El alcalde de Jaén está dispuesto a negociar para recuperar los baños árabes de la calle Calvario
Julio Millán se reunirá con la familia de la calle Calvario para intentar llegar a un acuerdo de adquisición de la casa
No se quedará de brazos cruzados. El alcalde de Jaén, Julio Millán, está decidido a sentarse en torno a una mesa con los cinco hermanos propietarios de la vivienda número 3 de la calle Calvario para intentar llegar a un acuerdo de adquisición de la casa. No será la primera vez. Ya lo hizo cuando se estrenó como máximo dirigente municipal, en el anterior mandato, pero no fue posible el entendimiento. “Pidieron una cifra desorbitada, que el Ayuntamiento no podía asumir”, subraya. Las arcas municipales continúan maltrechas. Sin embargo, consciente del patrimonio que existe en su interior, tiene prevista una reunión para negociar.
No hay fecha fijada, pero los dueños recibirán pronto una llamada para concertar una cita con el alcalde, quien recibió, el año pasado, una propuesta económica con un informe detallado de tasación que continúa vigente. La familia está a la espera de una contestación y, mientras tanto, aumenta la preocupación por el estado de conservación del inmueble, aún más deteriorado con el tren de tormentas de los primeros meses del año.
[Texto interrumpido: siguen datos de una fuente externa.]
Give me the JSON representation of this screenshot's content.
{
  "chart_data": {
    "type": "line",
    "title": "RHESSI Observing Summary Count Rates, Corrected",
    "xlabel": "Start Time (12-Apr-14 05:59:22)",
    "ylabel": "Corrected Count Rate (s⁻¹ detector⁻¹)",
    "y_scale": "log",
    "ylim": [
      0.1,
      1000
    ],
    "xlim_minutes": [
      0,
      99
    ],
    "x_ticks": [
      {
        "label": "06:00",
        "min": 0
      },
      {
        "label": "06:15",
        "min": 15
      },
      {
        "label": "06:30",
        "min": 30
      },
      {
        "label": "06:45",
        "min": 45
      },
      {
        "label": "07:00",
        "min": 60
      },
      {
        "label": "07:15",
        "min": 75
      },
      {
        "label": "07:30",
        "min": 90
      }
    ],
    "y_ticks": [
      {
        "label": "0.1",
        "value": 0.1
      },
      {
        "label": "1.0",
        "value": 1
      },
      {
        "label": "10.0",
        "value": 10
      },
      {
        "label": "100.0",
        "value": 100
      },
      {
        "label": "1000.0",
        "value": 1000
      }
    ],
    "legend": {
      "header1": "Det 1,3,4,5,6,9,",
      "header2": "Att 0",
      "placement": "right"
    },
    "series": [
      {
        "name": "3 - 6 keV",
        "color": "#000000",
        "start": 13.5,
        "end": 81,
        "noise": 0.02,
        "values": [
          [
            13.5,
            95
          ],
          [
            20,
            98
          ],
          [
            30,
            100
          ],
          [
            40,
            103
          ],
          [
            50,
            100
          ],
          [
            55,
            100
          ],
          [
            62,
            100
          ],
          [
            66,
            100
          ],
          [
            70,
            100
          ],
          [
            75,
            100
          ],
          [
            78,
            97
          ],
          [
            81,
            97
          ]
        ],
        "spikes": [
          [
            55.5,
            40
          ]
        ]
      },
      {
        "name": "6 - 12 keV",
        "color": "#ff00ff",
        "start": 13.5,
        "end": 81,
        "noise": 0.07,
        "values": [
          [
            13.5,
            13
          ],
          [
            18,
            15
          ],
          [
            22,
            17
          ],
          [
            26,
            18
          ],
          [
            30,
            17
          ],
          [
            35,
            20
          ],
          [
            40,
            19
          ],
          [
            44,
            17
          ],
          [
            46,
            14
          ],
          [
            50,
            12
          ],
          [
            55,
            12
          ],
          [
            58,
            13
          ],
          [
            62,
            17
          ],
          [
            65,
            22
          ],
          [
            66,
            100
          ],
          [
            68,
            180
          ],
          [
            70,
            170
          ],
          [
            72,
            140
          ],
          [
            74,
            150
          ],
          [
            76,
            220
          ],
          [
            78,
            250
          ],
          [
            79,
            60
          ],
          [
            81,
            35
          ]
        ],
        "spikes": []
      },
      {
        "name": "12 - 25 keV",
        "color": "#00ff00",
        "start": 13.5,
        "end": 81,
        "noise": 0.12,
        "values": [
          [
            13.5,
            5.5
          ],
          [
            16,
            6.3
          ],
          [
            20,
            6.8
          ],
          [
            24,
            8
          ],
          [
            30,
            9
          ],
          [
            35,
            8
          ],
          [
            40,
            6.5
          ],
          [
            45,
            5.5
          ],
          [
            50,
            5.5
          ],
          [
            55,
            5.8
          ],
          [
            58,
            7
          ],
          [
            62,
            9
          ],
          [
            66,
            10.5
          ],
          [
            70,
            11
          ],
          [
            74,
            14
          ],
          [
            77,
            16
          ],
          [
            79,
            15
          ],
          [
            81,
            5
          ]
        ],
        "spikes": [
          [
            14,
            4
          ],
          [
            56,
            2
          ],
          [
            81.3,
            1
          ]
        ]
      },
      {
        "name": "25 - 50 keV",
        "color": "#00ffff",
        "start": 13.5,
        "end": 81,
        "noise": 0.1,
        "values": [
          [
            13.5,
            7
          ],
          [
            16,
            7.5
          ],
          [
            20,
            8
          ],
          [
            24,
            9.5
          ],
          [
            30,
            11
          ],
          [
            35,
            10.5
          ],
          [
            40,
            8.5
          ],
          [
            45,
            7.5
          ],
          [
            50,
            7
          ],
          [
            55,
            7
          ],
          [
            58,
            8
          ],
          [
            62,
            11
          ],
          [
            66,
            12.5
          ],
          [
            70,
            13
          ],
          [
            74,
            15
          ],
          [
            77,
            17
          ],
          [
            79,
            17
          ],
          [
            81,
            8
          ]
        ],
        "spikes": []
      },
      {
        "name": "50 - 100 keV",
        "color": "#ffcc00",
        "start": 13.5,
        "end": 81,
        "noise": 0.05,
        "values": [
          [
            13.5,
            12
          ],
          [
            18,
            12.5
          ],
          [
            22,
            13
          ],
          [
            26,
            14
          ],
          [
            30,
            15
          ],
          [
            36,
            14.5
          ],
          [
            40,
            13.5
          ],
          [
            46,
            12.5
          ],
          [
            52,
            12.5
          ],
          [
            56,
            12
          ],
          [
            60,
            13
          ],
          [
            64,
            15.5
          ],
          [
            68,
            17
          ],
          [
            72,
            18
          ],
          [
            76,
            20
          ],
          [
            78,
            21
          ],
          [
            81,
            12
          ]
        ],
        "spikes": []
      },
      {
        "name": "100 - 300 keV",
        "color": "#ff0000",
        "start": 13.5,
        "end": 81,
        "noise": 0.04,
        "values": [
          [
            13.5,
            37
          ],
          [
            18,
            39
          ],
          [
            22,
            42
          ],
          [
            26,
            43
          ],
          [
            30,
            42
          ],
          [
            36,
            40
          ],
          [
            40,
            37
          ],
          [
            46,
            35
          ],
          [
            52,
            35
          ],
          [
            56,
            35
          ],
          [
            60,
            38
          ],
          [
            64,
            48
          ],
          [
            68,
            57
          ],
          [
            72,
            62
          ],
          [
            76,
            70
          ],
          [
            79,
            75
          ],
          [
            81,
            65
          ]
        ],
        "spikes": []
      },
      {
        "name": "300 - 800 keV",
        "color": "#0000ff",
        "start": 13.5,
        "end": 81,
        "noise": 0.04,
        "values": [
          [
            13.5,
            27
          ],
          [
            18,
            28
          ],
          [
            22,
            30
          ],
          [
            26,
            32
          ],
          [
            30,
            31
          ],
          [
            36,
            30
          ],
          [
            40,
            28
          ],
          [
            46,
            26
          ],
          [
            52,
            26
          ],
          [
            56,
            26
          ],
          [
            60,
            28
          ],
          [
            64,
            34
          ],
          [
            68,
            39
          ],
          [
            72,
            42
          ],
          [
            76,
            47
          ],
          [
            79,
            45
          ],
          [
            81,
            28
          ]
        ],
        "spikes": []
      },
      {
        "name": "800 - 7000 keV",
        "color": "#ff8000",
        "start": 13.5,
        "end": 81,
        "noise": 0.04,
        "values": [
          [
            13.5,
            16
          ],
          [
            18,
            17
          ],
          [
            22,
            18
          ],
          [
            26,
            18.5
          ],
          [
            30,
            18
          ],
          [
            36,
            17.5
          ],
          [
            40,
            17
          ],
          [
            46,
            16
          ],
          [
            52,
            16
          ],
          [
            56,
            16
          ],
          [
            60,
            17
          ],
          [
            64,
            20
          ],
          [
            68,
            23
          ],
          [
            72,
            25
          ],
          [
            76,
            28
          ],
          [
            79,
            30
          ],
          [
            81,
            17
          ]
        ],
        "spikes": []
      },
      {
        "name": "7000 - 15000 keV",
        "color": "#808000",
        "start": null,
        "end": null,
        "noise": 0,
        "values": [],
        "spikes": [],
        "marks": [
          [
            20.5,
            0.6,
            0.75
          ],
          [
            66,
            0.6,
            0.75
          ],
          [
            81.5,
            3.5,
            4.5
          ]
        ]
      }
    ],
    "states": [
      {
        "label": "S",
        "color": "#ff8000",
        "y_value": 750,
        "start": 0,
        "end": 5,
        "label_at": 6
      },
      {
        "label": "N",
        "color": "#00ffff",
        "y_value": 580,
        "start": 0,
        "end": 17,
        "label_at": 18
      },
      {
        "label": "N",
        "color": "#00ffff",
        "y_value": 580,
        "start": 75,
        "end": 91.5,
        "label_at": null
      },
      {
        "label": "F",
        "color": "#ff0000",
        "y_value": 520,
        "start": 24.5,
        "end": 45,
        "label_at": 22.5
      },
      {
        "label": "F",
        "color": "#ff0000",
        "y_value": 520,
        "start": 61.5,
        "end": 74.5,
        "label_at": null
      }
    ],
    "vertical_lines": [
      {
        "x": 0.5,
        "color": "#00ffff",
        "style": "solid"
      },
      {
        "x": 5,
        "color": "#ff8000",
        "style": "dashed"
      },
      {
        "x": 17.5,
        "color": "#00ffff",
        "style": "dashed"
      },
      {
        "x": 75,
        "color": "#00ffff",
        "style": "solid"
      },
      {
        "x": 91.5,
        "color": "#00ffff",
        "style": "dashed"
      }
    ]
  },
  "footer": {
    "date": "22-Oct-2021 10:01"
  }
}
PATRIMONIO. Fue Luis Berges Roldán, el prestigioso arquitecto recientemente fallecido, quien descubrió la existencia de los segundos baños árabes de Jaén en torno a los años ochenta. Desde entonces intentó hacer lo que estuvo en su mano para que las administraciones públicas se interesaran por adquirir la casa número 3 con la intención de recuperar para el patrimonio jiennense un “hammam” fechado en el siglo XI, un testimonio vivo de la herencia andalusí en Andalucía integrado en el tejido urbano histórico de la ciudad. Debajo de la vivienda, en propiedad de cinco hermanos, los informes arqueológicos documentados destacan que existen las salas frías, como el área de la “mashla” —vestuario—, como el “bayt al-barid” —frigida-rio—, que forman parte integral de los conocidos también como Baños de los Caños y conservan elementos estructurales originales de la época islámica. Sin embargo, las negociaciones para la venta de la vivienda nunca fructificaron. La familia decidió poner el asunto en manos del letrado Francisco Javier Marín Gámez con el fin de encontrar una solución antes de que se pierda la posibilidad de conservar un trozo de la historia jiennense para el disfrute de ciudadanos y visitantes. El abogado trasladó, recientemente, al Ayuntamiento de Jaén una oferta económica, basada en un estudio de tasación al que tuvo acceso este periódico. Pronto llegará la respuesta oficial con la convocatoria de una reunión.